A complete history of the United States Geological Survey (USGS) can be found on their website at http://pubs.usgs.gov/circ/c1050/index.htm. The information below was gleaned from this site. The USGS was created on March 3rd, 1879 with 38 employees. Clarence King was the first director of the agency; his first job was to classify the more than 1.2 billion acres of land to which the federal government had title. At that point only 200 million of those acres had been surveyed. In addition, the country’s “mineral wealth, mining and metallurgical techniques, and production statistics [were] meager,” and so King highlighted mining geology and to a lesser extent general geology. However, by 1882, “topographic mapping became the largest part of the Geological Survey program.”

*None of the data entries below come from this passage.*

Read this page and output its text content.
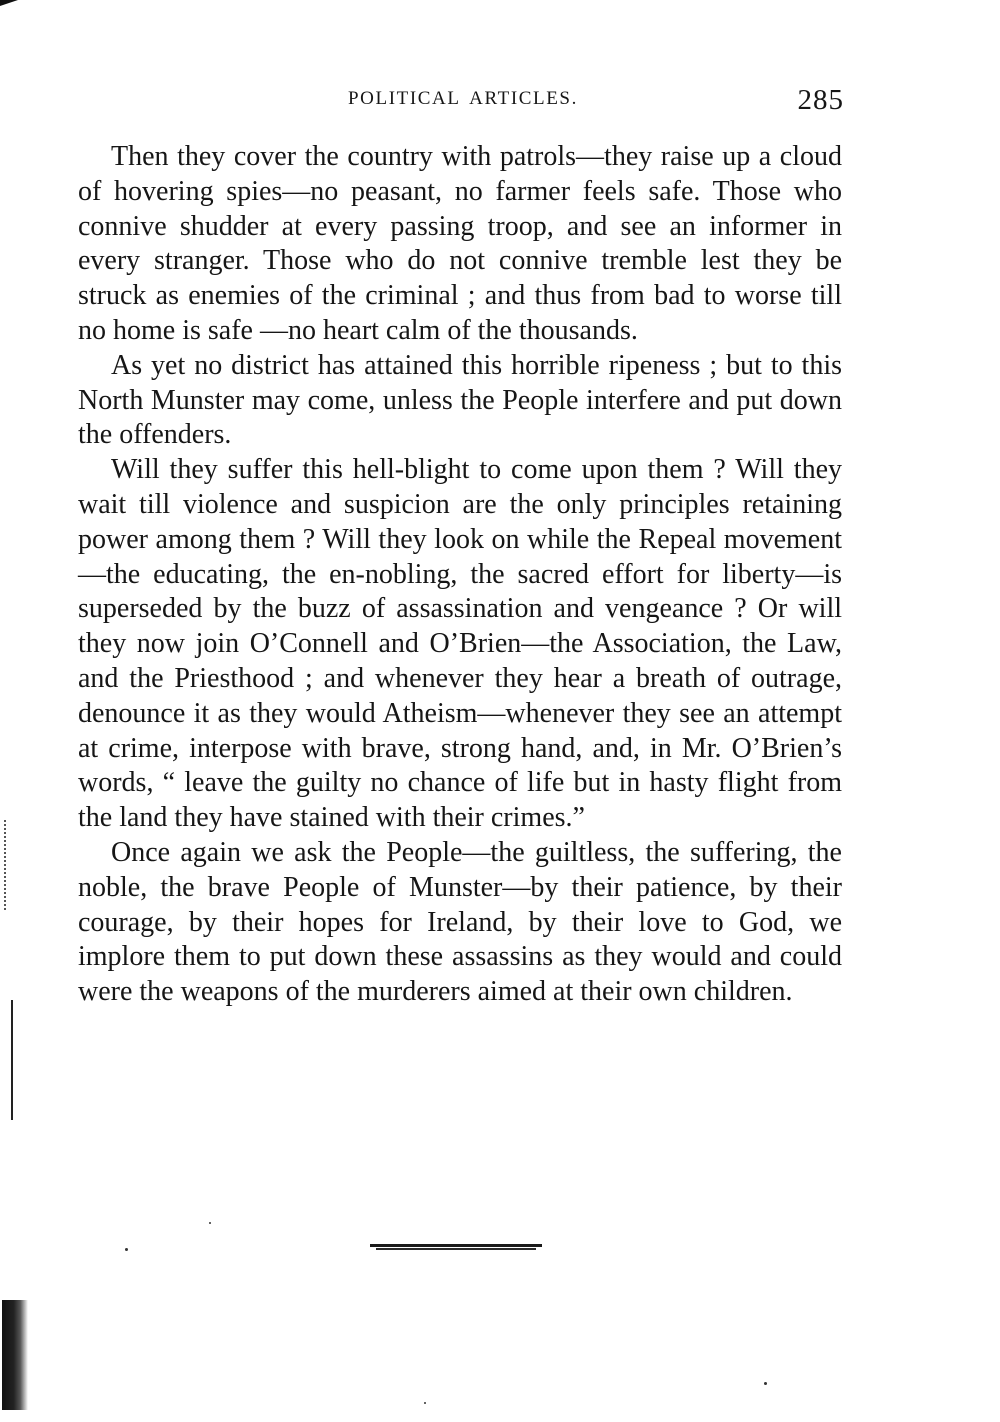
POLITICAL ARTICLES.	285

Then they cover the country with patrols—they raise up a cloud of hovering spies—no peasant, no farmer feels safe. Those who connive shudder at every passing troop, and see an informer in every stranger. Those who do not connive tremble lest they be struck as enemies of the criminal ; and thus from bad to worse till no home is safe —no heart calm of the thousands.

As yet no district has attained this horrible ripeness ; but to this North Munster may come, unless the People interfere and put down the offenders.

Will they suffer this hell-blight to come upon them ? Will they wait till violence and suspicion are the only principles retaining power among them ? Will they look on while the Repeal movement—the educating, the en-nobling, the sacred effort for liberty—is superseded by the buzz of assassination and vengeance ? Or will they now join O’Connell and O’Brien—the Association, the Law, and the Priesthood ; and whenever they hear a breath of outrage, denounce it as they would Atheism—whenever they see an attempt at crime, interpose with brave, strong hand, and, in Mr. O’Brien’s words, “ leave the guilty no chance of life but in hasty flight from the land they have stained with their crimes.”

Once again we ask the People—the guiltless, the suffering, the noble, the brave People of Munster—by their patience, by their courage, by their hopes for Ireland, by their love to God, we implore them to put down these assassins as they would and could were the weapons of the murderers aimed at their own children.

In 1894 the agency expanded to begin the study of water and when the Forest Management Act was passed in 1897, USGS began managing the surveying of forest reserves. By 1904 the agency had created topographical maps of 26% of the country and published geologic folios that had helped encourage the development of water power (among other things). When Federal Water Power Act was passed in 1920, the Survey became responsible for streamflow records and for assessing projects proposed on public lands. In the early 1920s, it was determined that more than 60% of the country was still unmapped, and most of what had been mapped needed to be resurveyed. By 1929, the agency had grown to 998 employees, had mapped 44% of the country, and 2,238 gaging stations were measuring streamflow. By 1954 the Survey had 7,000 employees, technology for mapping was improving drastically, 6,400 gaging stations were measuring streamflow, and the organization was running approximately 500 studies of groundwater. The Survey was also measuring (among other things) water quality and flood frequency.

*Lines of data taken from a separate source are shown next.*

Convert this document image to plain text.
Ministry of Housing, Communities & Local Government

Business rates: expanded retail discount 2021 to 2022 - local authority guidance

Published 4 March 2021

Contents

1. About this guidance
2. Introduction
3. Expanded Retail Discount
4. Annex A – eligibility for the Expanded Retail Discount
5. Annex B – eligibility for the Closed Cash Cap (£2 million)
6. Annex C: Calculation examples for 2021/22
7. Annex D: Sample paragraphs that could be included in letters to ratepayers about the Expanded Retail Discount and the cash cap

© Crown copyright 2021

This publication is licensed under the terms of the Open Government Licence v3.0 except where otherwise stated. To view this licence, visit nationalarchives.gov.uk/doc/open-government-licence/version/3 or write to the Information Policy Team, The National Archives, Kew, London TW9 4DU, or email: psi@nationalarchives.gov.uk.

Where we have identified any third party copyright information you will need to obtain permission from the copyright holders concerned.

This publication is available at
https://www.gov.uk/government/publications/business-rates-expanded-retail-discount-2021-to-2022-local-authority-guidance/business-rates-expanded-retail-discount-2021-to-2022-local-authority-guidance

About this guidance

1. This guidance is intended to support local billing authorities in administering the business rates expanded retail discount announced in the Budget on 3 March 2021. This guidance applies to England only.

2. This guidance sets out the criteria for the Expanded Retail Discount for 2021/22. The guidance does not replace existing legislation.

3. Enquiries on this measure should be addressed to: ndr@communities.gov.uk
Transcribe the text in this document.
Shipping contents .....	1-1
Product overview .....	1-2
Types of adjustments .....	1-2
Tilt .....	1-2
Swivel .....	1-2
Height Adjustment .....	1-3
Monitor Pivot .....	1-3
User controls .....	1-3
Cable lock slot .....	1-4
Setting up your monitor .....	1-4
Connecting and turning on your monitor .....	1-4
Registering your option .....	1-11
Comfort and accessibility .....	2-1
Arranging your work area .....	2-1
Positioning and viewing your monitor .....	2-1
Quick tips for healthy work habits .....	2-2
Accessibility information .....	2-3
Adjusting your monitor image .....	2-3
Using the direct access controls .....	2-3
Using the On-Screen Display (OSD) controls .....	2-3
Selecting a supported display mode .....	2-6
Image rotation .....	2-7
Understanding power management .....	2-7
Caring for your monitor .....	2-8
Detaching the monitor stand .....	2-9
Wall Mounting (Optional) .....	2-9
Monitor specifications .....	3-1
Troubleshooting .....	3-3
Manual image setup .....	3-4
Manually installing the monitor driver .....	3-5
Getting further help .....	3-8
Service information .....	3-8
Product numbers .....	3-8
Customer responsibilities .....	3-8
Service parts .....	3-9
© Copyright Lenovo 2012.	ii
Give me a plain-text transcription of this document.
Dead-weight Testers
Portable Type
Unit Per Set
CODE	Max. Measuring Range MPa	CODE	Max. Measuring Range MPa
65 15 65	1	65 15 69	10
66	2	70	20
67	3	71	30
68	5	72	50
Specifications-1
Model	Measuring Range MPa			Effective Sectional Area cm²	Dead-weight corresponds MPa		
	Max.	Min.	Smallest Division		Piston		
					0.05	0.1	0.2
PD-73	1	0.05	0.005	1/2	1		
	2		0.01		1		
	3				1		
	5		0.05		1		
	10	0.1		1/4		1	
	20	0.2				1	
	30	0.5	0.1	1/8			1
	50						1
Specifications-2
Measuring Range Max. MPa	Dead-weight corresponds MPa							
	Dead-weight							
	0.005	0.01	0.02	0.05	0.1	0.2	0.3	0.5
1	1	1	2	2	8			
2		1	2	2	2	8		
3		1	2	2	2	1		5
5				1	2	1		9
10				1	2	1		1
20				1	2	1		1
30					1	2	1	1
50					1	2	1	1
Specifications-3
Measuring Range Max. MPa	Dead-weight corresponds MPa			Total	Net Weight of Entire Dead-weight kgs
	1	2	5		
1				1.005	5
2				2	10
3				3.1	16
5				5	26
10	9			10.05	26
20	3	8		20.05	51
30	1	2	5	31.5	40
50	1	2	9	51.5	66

In 1964 USGS established an Office of Water Coordination which combine the Surface Water, Ground Water and Quality of Water Branches to speak to a new responsibility from the Department of the Interior for the organization: “design and operation of the national network for collection of water data so that water information needed for effective development and management of water resources would be collected in a timely, effective, and economical fashion, and would be readily accessible at a single focal point.” By 1971, the Survey had 9,200 employees, mapping was happening in all 50 states, 11,000 gaging stations were measuring streamflow, 4,000 stations were measuring water quality, and hundreds of groundwater investigations were underway.

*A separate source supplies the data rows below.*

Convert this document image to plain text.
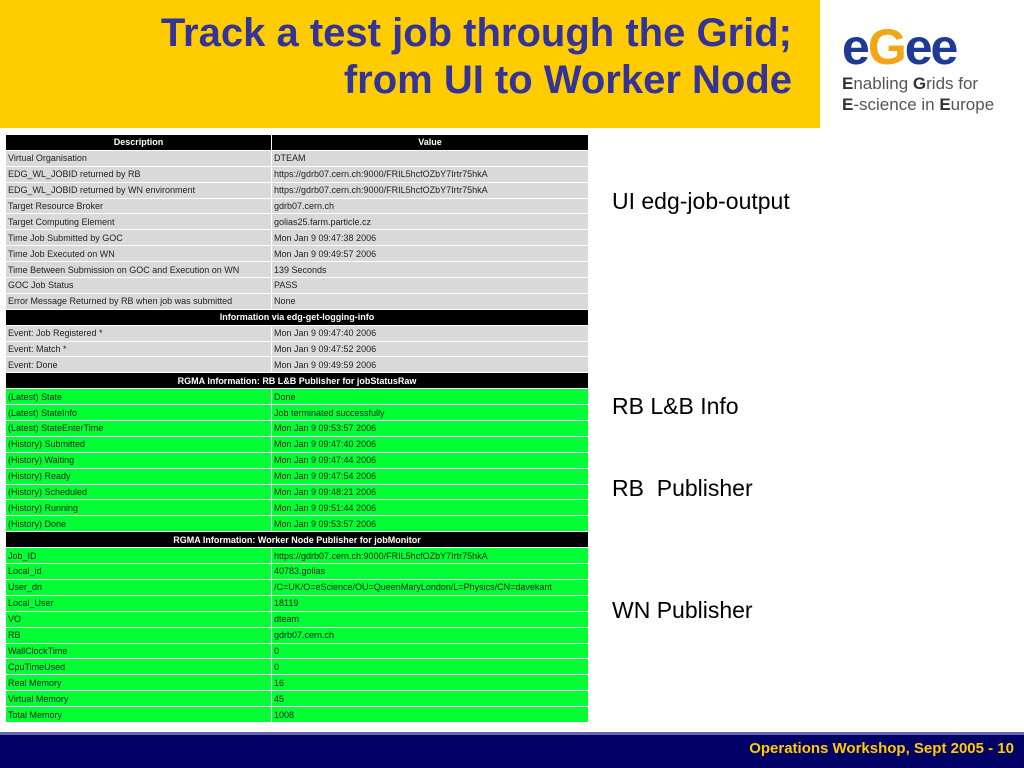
Track a test job through the Grid;
from UI to Worker Node
eGee
Enabling Grids for
E-science in Europe
Description	Value
Virtual Organisation	DTEAM
EDG_WL_JOBID returned by RB	https://gdrb07.cern.ch:9000/FRIL5hcfOZbY7Irtr75hkA
EDG_WL_JOBID returned by WN environment	https://gdrb07.cern.ch:9000/FRIL5hcfOZbY7Irtr75hkA
Target Resource Broker	gdrb07.cern.ch
Target Computing Element	golias25.farm.particle.cz
Time Job Submitted by GOC	Mon Jan 9 09:47:38 2006
Time Job Executed on WN	Mon Jan 9 09:49:57 2006
Time Between Submission on GOC and Execution on WN	139 Seconds
GOC Job Status	PASS
Error Message Returned by RB when job was submitted	None
Information via edg-get-logging-info	
Event: Job Registered *	Mon Jan 9 09:47:40 2006
Event: Match *	Mon Jan 9 09:47:52 2006
Event: Done	Mon Jan 9 09:49:59 2006
RGMA Information: RB L&B Publisher for jobStatusRaw	
(Latest) State	Done
(Latest) StateInfo	Job terminated successfully
(Latest) StateEnterTime	Mon Jan 9 09:53:57 2006
(History) Submitted	Mon Jan 9 09:47:40 2006
(History) Waiting	Mon Jan 9 09:47:44 2006
(History) Ready	Mon Jan 9 09:47:54 2006
(History) Scheduled	Mon Jan 9 09:48:21 2006
(History) Running	Mon Jan 9 09:51:44 2006
(History) Done	Mon Jan 9 09:53:57 2006
RGMA Information: Worker Node Publisher for jobMonitor	
Job_ID	https://gdrb07.cern.ch:9000/FRIL5hcfOZbY7Irtr75hkA
Local_id	40783.golias
User_dn	/C=UK/O=eScience/OU=QueenMaryLondon/L=Physics/CN=davekant
Local_User	18119
VO	dteam
RB	gdrb07.cern.ch
WallClockTime	0
CpuTimeUsed	0
Real Memory	16
Virtual Memory	45
Total Memory	1008
UI edg-job-output
RB L&B Info
RB  Publisher
WN Publisher
Operations Workshop, Sept 2005 - 10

In 1984, the Water Resources Division published the first “National Water Summary, “describing hydrologic events and water conditions for the water year, providing a State-by-State overview of specific water-related issues, and identifying ground-water contamination and acid rain as two pressing water-resources issues.”

The Illinois Water Science Center (WSC) is one of 48 Water Science Centers in the USGS Water Resources Discipline. According to our interview, the center in Illinois was established in the 1930s to support the state mapping that was happening at the time.